Study Finds Higher Inflammatory Markers in GBA-associated Parkinson’s
People with Parkinson’s disease associated with mutations in the GBA gene have elevated levels of inflammatory signaling molecules in their blood, a new study suggests.
The study, “Plasma Cytokines Profile in Patients with Parkinson’s Disease Associated with Mutations in GBA Gene,” was published in the Bulletin of Experimental Biology and Medicine.
Some mutations in the gene GBAÂ (which codes for an enzyme called glucocerebrosidase) significantly increase the risk of Parkinson’s, for reasons that aren’t fully understood. Previous research has suggested that such mutations are associated with greater buildup of toxic alpha-synuclein protein aggregates in the brain.
This buildup would be expected to promote inflammation in the brain (a hallmark of such aggregates). However, whether there is an altered inflammatory profile in people with Parkinson’s who have a GBA mutation hasn’t been thoroughly investigated.
In the study, researchers measured the levels of cytokines in the blood to assess whether these patients have different levels of inflammatory markers, compared with other Parkinson’s patient and controls. Cytokines are molecules secreted by immune cells that facilitate cell-to-cell communication. Broadly speaking, most cytokines can be classified as pro-inflammatory or anti-inflammatory, based on whether they spur or reduce immune activity.
The researchers measured cytokines using two methods: ELISA (enzyme-linked immunosorbent assay) and multiplex analysis. Functionally, these tests are similar. For this study, the two were used to measure a wider range of different cytokines and so that findings from one assay could be used to corroborate the other.
Using ELISA, the researchers measured cytokine levels in the blood of eight people with GBA mutation-associated Parkinson’s (five male, three female, average age 67.0 years), in 29 people without Parkinson’s (16 male, 13 female, average age 68.5 years), and in 23 people with sporadic Parkinson’s (10 male, 13 female, average age 66.5 years). “Sporadic” in this case refers to Parkinson’s disease that develops in the absence of a disease-associated mutation (such as GBA).

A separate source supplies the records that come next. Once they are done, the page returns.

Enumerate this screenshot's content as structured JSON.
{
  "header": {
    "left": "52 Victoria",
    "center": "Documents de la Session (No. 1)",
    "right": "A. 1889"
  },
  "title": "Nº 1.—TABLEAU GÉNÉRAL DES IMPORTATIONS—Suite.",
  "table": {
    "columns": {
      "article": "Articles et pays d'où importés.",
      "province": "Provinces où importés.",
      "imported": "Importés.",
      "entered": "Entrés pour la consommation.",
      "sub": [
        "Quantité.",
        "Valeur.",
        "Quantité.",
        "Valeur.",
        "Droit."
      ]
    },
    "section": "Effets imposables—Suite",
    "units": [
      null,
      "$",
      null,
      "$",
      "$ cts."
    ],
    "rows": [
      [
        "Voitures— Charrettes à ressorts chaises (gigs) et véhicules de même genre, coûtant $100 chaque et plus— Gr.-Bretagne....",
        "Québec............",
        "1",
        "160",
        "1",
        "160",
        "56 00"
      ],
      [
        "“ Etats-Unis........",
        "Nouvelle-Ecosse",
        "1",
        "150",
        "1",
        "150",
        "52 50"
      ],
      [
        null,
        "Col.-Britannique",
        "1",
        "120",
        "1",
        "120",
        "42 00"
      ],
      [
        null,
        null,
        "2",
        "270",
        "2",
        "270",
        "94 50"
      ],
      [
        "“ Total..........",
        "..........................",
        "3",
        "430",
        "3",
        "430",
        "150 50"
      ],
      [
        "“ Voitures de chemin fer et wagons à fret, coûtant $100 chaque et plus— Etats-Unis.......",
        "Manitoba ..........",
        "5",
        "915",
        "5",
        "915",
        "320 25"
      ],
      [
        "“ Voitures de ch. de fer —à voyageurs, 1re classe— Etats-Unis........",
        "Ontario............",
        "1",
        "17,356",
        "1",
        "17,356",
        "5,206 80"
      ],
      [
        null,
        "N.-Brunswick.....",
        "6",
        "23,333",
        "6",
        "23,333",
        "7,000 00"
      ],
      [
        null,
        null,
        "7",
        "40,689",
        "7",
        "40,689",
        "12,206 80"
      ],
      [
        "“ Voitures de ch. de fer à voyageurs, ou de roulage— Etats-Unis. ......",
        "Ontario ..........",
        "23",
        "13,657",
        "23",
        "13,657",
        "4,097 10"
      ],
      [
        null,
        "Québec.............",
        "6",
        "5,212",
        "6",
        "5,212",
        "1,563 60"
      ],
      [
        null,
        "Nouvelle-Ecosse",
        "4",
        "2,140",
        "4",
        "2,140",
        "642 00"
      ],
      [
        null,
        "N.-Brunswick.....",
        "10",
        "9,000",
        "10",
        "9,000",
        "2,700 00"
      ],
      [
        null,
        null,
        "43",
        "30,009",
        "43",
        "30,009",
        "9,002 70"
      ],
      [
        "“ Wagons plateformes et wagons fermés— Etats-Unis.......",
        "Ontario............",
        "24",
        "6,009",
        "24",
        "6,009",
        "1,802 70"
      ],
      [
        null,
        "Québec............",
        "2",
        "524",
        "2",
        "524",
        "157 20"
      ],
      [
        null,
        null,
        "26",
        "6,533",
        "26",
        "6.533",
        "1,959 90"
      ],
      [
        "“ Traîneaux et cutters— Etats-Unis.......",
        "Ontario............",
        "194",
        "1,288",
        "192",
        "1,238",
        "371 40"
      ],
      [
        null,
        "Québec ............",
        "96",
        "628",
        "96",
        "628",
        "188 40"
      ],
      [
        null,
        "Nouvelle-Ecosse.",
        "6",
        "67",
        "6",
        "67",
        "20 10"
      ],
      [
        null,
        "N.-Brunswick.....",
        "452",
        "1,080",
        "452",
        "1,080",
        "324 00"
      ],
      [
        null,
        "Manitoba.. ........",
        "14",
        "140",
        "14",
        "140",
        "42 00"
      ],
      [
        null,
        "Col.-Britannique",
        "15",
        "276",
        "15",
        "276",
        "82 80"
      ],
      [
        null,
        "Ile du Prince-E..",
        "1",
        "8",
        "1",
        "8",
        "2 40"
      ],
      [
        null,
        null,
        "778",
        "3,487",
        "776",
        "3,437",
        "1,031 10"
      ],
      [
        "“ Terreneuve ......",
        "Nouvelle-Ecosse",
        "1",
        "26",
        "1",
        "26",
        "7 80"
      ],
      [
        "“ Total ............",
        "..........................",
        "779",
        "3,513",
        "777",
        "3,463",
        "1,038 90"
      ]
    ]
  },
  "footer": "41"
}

Multiplex analysis measured cytokine levels in eight people with mutation-associated Parkinson’s (three male, five female, average age 68.0 years), in 28 people with sporadic Parkinson’s (12 male, 16 female, average age 70.7 years), and in 28 people without Parkinson’s (15 male, 13 female, average age 67.5 years).
There was some overlap among individuals measured for each assay.
Overall, the researchers found higher levels of some pro-inflammatory cytokines in people with GBA mutation-associated Parkinson’s, compared to sporadic Parkinson’s or controls (i.e. no Parkinson’s).
For example, ELISA showed that the average level of the pro-inflammatory cytokine interleukin 1 beta (IL-1 beta) was 1.57 pg/mL in people with mutation-associated Parkinson’s, whereas it was 0.64 pg/mL in sporadic Parkinson’s and 0.61 pg/mL among controls. Multiplex analysis supported these findings with similar results.
The levels of the cytokine TNF-alpha were also higher in patients with mutation-associated Parkinson’s than either sporadic Parkinson’s patients or controls, using ELISA (1.28 vs 0.39 vs 0.39 pg/mL) and multiplex analysis (15.39 vs 11.31 vs 12.04 pg/mL).
In addition to IL-1 beta, multiplex analysis also revealed enhanced levels of IL-2 and IFN-gamma, and reduced plasma levels of monocyte chemoattractant protein-1 in patients with mutation-associated Parkinson’s disease when compared to the other two groups.
Several cytokines were assessed by one assay or the other, not both. As such, data showing elevated levels of these cytokines were less supportive of the findings since only one measurement was used.
Additionally, for some cytokines, while one assay found significantly altered levels, the other did not. This could be attributed to altered sensitivity of the assays, differences in the people samples, or other factors. Further research will be needed to validate and clarify these findings.
“Our findings suggest that [Parkinson’s disease] associated with mutations in the GBA gene … is characterized by increased plasma levels of proinflammatory cytokines,” the researchers said.